The Mr. Robot Hack Report: Stagefright and Real-Life Ransomware
Mr. Robot is a show built on hacks. The mother of all hacks serves as the big cliffhanger at the end of the show's first season, and nearly every plot development leading up to it was nudged along by some kind of exploit. It’s rare to get through an episode without at least one digital intrusion, often drawn from real life. Each week, we'll be running throughMr. Robot's C Y B E R activities — who got hacked, why, and how much magic would be required to make them actually work.
* * * S P O I L E R S F O L L O W * * *
After last week’s slow build to the whole Mom’s House reveal, this week’s episode rewound a bit to focus on the troubles of fsociety, just as things start to fall apart for the crew. They lose their hideout, lose their cremation hookup, and start cracking up as the FBI and Dark Army simultaneously close in. Does this spell doom for the long-simmering Darlton ship? Time will tell!
Actual malware made by actual criminals?
Weirdly, the most interesting hack of the week didn’t happen on the show at all. After the ransomware attack earlier this season, someone has coded together an fsociety themed ransomware, as first reported by Motherboard. The program was uploaded to the malware database VirusTotal last week, working off code from the open-source EDA2 code. The current version of the software is harmless, only encrypting a test folder and changing the background to the now-infamous fsociety mask, but the code could easily be altered to something more harmful.

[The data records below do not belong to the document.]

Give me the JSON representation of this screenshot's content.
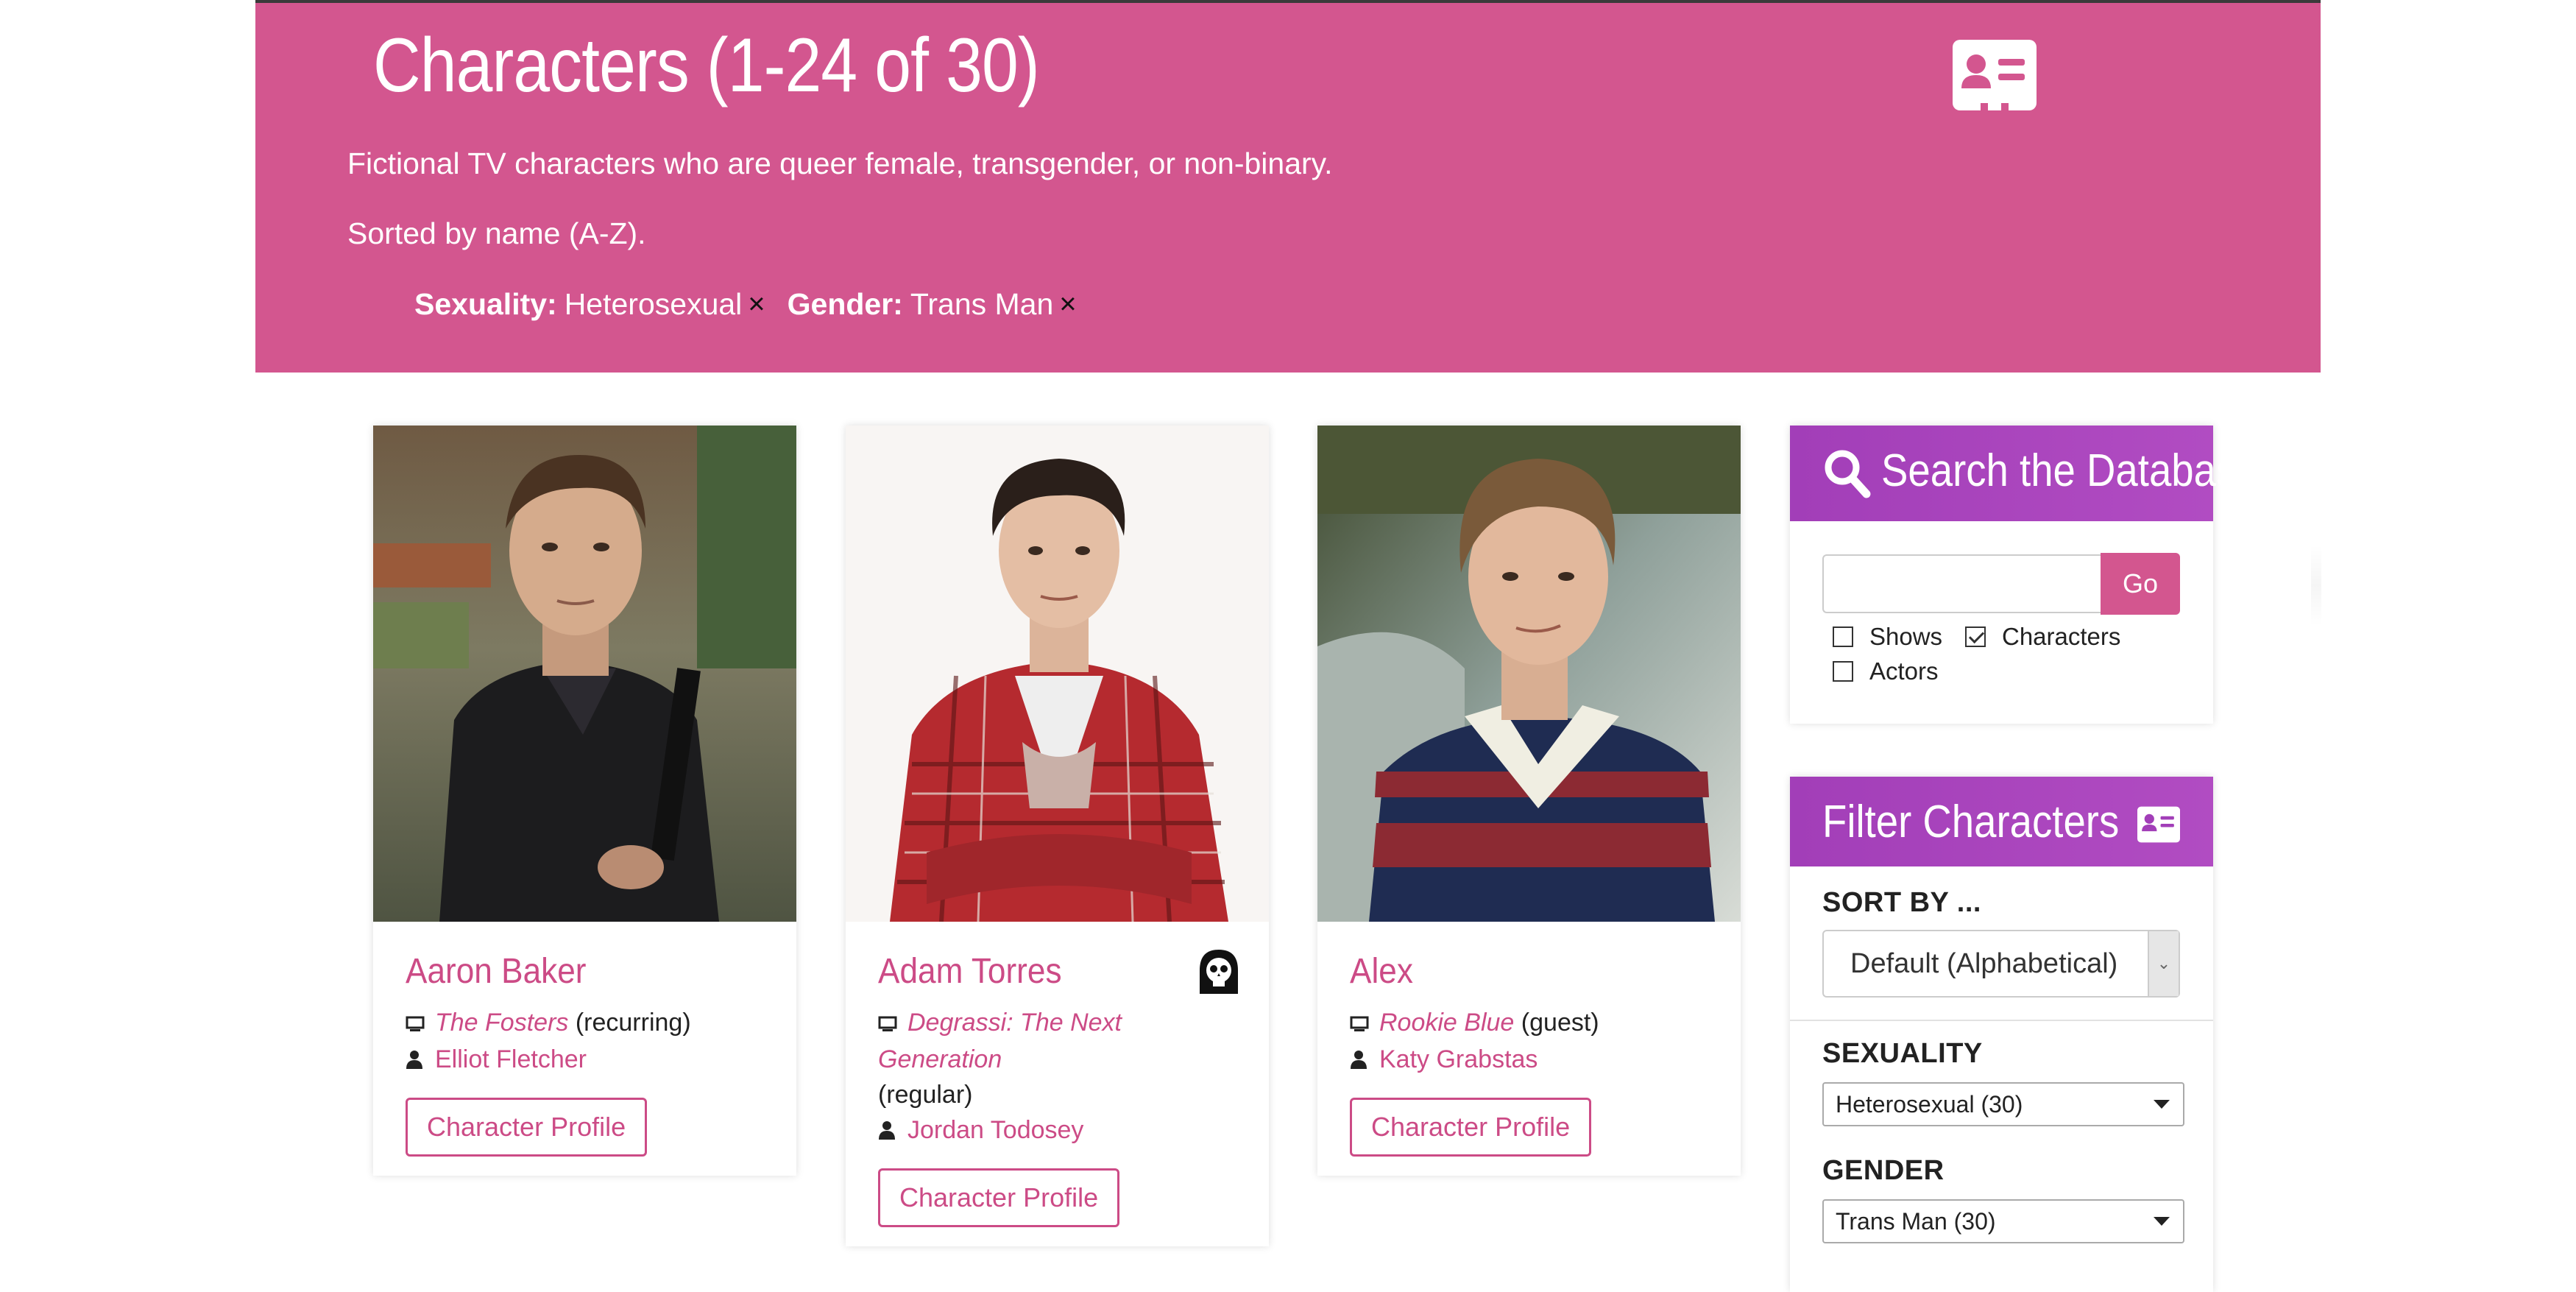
{
  "header": {
    "title": "Characters (1-24 of 30)",
    "description": "Fictional TV characters who are queer female, transgender, or non-binary.",
    "sorted": "Sorted by name (A-Z).",
    "active_filters": [
      {
        "key": "Sexuality:",
        "value": "Heterosexual",
        "remove": "×"
      },
      {
        "key": "Gender:",
        "value": "Trans Man",
        "remove": "×"
      }
    ],
    "icon": "id-card-icon"
  },
  "cards": [
    {
      "name": "Aaron Baker",
      "show": "The Fosters",
      "role": "(recurring)",
      "actor": "Elliot Fletcher",
      "button": "Character Profile",
      "dead": false
    },
    {
      "name": "Adam Torres",
      "show": "Degrassi: The Next Generation",
      "role": "(regular)",
      "actor": "Jordan Todosey",
      "button": "Character Profile",
      "dead": true
    },
    {
      "name": "Alex",
      "show": "Rookie Blue",
      "role": "(guest)",
      "actor": "Katy Grabstas",
      "button": "Character Profile",
      "dead": false
    }
  ],
  "search_panel": {
    "title": "Search the Database",
    "input_value": "",
    "go": "Go",
    "options": [
      {
        "label": "Shows",
        "checked": false
      },
      {
        "label": "Characters",
        "checked": true
      },
      {
        "label": "Actors",
        "checked": false
      }
    ]
  },
  "filter_panel": {
    "title": "Filter Characters",
    "sort_label": "SORT BY ...",
    "sort_value": "Default (Alphabetical)",
    "sexuality_label": "SEXUALITY",
    "sexuality_value": "Heterosexual (30)",
    "gender_label": "GENDER",
    "gender_value": "Trans Man (30)"
  },
  "colors": {
    "brand_pink": "#d3568f",
    "link_pink": "#cc4b86",
    "panel_purple": "#a23eb8"
  }
}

The nerfed nature of the program has led some to speculate it might be viral marketing for the show, which is possible? The show folks are vehemently declining to comment, so I genuinely have no idea! If it is marketing, it would be a pretty risky and circuitous one, but it's anyone's guess.
SEE THE MAN WITH THE STAGEFRIGHT
The episode starts with some light gamesmanship between Trenton and Mobley, who meet for the first time while waiting for Darlene at Joe’s Coffee. (Incidentally, that’s the same coffee shop owned by the guy that Elliott busts for child porn in the pilot, although this seems to be a different branch.) Naturally, the two kick things off by engaging in some light Android/iPhone trolling, with Mobley repping his Nexus. At first, it seems like they’ll peacefully settle their dispute with a speed test, but Trenton sends him to her preferred benchmarking site, which then hits Mobley with a "Stagefright" exploit and roots his phone.
A pretty good way to own an Android phone
If Stagefright sounds familiar, it should. It’s one of the worse Android bugs, allowing attackers to break through security through Android’s media preview system. When it arrived on the scene last summer, it threw the Android security world into full-on crisis mode, eventually prompting major changes in the way Google works with manufacturers and carriers to deploy patches. It also stuck around for a while, with new variants on the attack popping up in Google security reports for months.
All of which is to say, it’s a pretty good way to own an Android phone — and since Apple’s approach to patches is mostly "you’ll take the patch and like it," there’s no real equivalent on the iOS side. Stagefright is scariest as a texting bug, since your phone automatically accepts texts, but there were plenty of variants that could be embedded on a site and a dummy speed testing site is a classic way to deliver them.
Of course, even legitimate speed-test sites get compromised sometimes — but this method plays into Mr. Robot’s long-standing theme of human exploits. Every character has a vulnerability, and in Mobley’s case, that vulnerability is Android fandom. A custom benchmarking site is the perfect exploit.
OWNING SUSAN JACOBS
It’s another classic hacker challenge: you’re in someone’s house with physical access to all their devices. How much can you find out about them? In this case, the target is Susan Jacobs, who came back from Greenwich early to find a techno-anarchist cell operating out of her ostensibly malfunctioning smart home.
Going full psychopath
The crew ties her up and starts to pull everything they can find off her phone and laptop. We see Mobley using NT Password to reset her disk encryption, while Cisco uses another forensics tool to go through the contents of her Android phone. He also resets her Hotmail password, which generates a verification email on her now-unlocked computer — the kind of daisy-chained security breach you often see in multi-account compromises in the real world.
Of course, the bigger breakthrough is Trenton finding the password written down on a post-it on the fridge, letting the crew uncover Jacobs presumably torrid affair with a judge. Then Darlene goes one better by going full psychopath and just tasing her into the pool, cutting off the whole plotline just in time. Shame such a good hack had to go to waste!
Of course, we still haven’t gotten into the aftermath of the FBI hack or the endless trials of Cisco — to say nothing of the still-swirling questions around Elliot’s prison sentence and Tyrell’s possible death. We get into all that and more on the digital aftershow, embedded above. And as always, let me know if there’s anything I left out or any other hackery questions you need answered.
Like Cisco, I’m here to follow orders.